The appointment of the Director of Fisheries is about a minister who, with the Prime Minister’s knowledge and approval, applies for a profiled job in the civil service, without being on a list of applicants, even though he was in advance to get the job.

– I agree that it should be public when a minister applies for a position, acknowledged Erna Solberg in retrospect.



The minority government pressured by the Storting

Solberg lost some control already in the third week of January, almost a year after she led a majority government without a pandemic.

The opposition in the Storting passed a number of measures against the will of the government. Among other things, a completely new and more expensive facility for crisis measures. In addition, the government was ordered to open for serving alcohol with food in restaurants in areas with little infection, according to a kind of constructed popular requirement.

There were mumblings about parliamentary government, but when the outbreak in Nordre Follo was a fact, it was not exactly in the opposition’s interest to brag too loudly, either.

It was nevertheless a kind of warning about something the minority government would get more of this half year:

Holiday pay for lay-offs, more money to retirees, cheaper ferry tickets, pension from the first krone was also pushed forward from the opposition in the Storting.




Less cohesion, partners pay dearly for responsibility

On the bourgeois side, the contours of a joint project are smaller than before. It is not just that the government has not succeeded in getting a majority behind important long-term documents such as National Transport Plan and climate reports where the distance to Frp is too great.

This is also due to the fact that KrF has a great need to distance itself from key government decisions such as drug reform and free school choice.

All of the Conservatives’ three partners, who are to secure a budget majority, have had to pay a high price for government responsibility. KrF and Venstre suffered from government wear and tear long before they became government parties, and Frp is not so surprisingly able to get rid of the governing party stamp.

Frp caver around the 10s, the other two around the barrier border.
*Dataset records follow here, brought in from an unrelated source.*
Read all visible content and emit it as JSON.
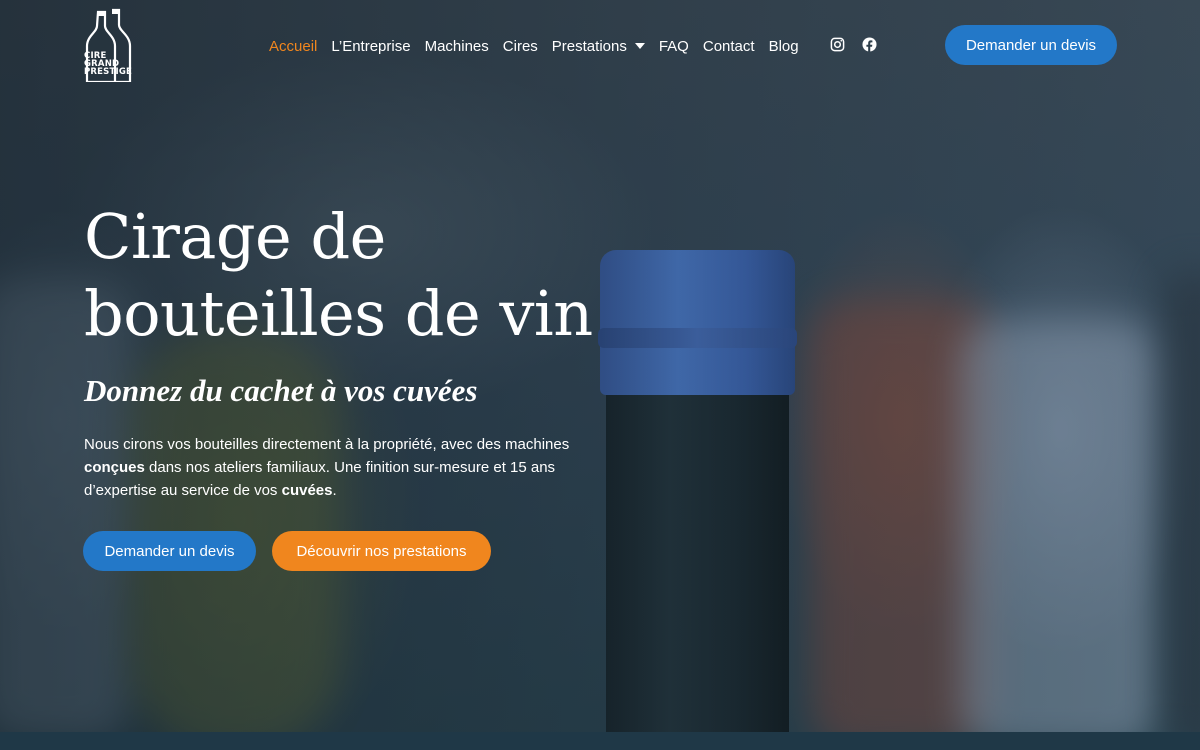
{
  "colors": {
    "accent": "#f0861e",
    "primary": "#2378c8",
    "text": "#ffffff"
  },
  "logo": {
    "lines": [
      "CIRE",
      "GRAND",
      "PRESTIGE"
    ]
  },
  "nav": {
    "items": [
      {
        "label": "Accueil",
        "active": true
      },
      {
        "label": "L’Entreprise"
      },
      {
        "label": "Machines"
      },
      {
        "label": "Cires"
      },
      {
        "label": "Prestations",
        "has_dropdown": true
      },
      {
        "label": "FAQ"
      },
      {
        "label": "Contact"
      },
      {
        "label": "Blog"
      }
    ],
    "social": [
      "instagram-icon",
      "facebook-icon"
    ],
    "cta_label": "Demander un devis"
  },
  "hero": {
    "title_line1": "Cirage de",
    "title_line2": "bouteilles de vin",
    "subtitle": "Donnez du cachet à vos cuvées",
    "desc_part1": "Nous cirons vos bouteilles directement à la propriété, avec des machines ",
    "desc_bold1": "conçues",
    "desc_part2": " dans nos ateliers familiaux. Une finition sur-mesure et 15 ans d’expertise au service de vos ",
    "desc_bold2": "cuvées",
    "desc_part3": ".",
    "primary_button": "Demander un devis",
    "secondary_button": "Découvrir nos prestations"
  }
}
The election year spring has therefore triggered the natural effect that three out of four parties on the bourgeois side must first and foremost think of themselves. They can not afford to put any cooperation and common good before their own needs.

The National Assembly resolutions also carry bids for four parties that want to cultivate their own profile. KrF strengthens value policy, Venstre wants to be more liberal. The FRP is in opposition to “deer climate measures”, the Conservatives and the Liberals embrace carbon capture and storage and electricity from land to the oil platforms. The FRP does not want tax increases, the Liberal Party wants climate taxes to reduce emissions. Among other things.

Opinion poll June 2021
for National

Change compared to April 2021

Graph with support per lot
R: 4.2% (change: +0.5

SV: 7.8% (change: +0.8

AP: 24.1% (change: +0.8

SP: 17.7% (change: +0.6

MDG: 3.7% (change: −0.2)

KRF: 3.6% (change: +0.2

V: 2.7% (change: −0.2

H: 23.0% (change: −1.7

FRP: 10.2% (change: −0.9

Other parties: 3.2%

Done May 26-11. June
11,400 responses

Read more about NRK’s ​​opinion polls

Hoping for positivity

In any case, the four bourgeois parties have ruled Norway in various governing bodies for eight years. They have been re-elected once and agreed on 16 budget documents and a number of common policies. This is undoubtedly due to good navigation by the Prime Minister. She and the party are proud and at the same time hungry for more.
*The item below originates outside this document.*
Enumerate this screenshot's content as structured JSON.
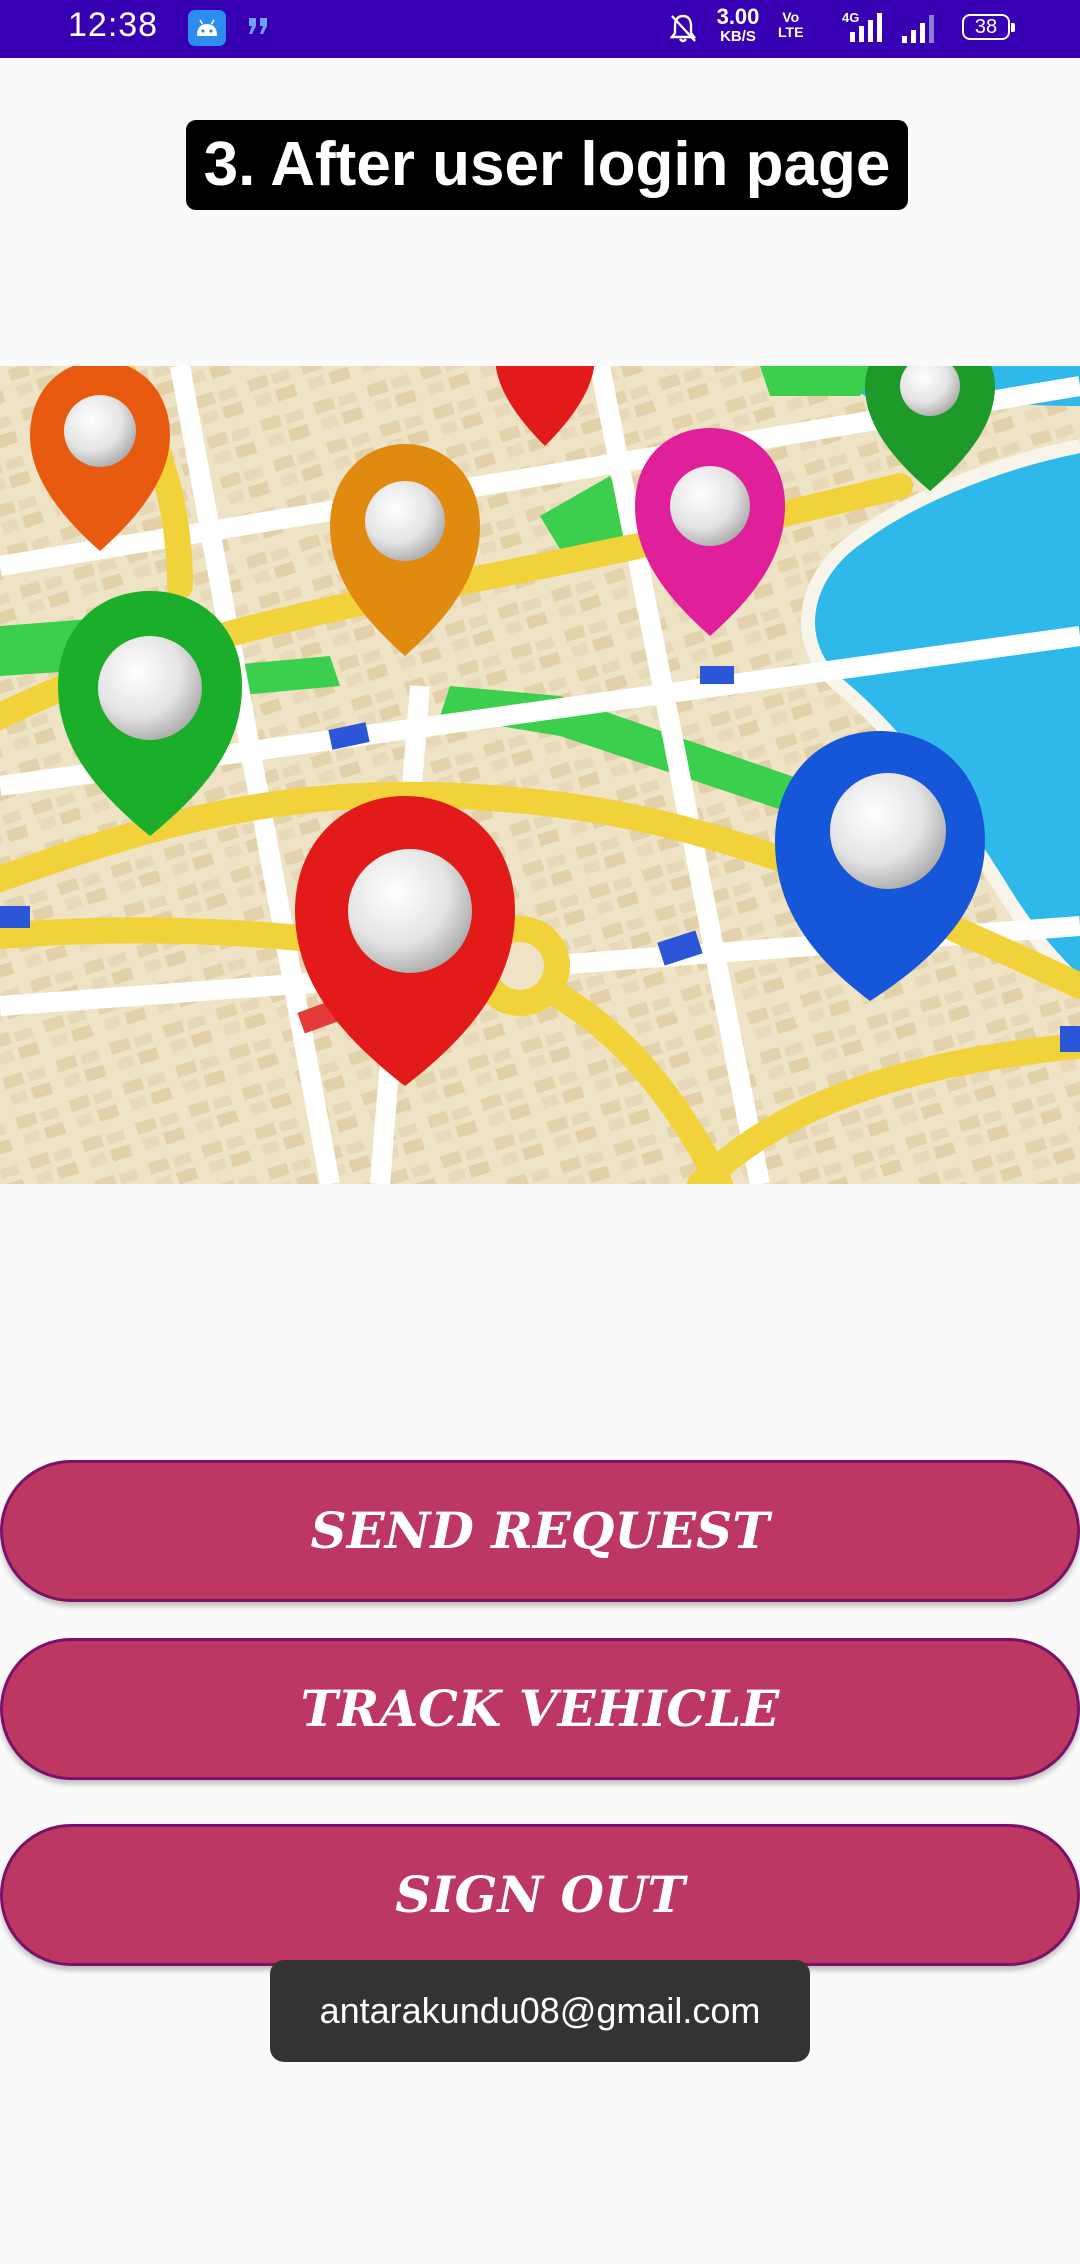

Now the government’s hope hangs in that this half year is forgotten after the summer, that reopening and positivity in society will contribute to a different awareness of the government and common policies around job creation in the private sector and emission cuts through business restructuring.

Pragmatism and oil money have given Solberg almost eight years in power. Few believed when she walked through the streets of Oslo on election night 2013.

Externally, this has been Solberg’s worst half year.

If not much turns around, it will be her last completed six months as prime minister.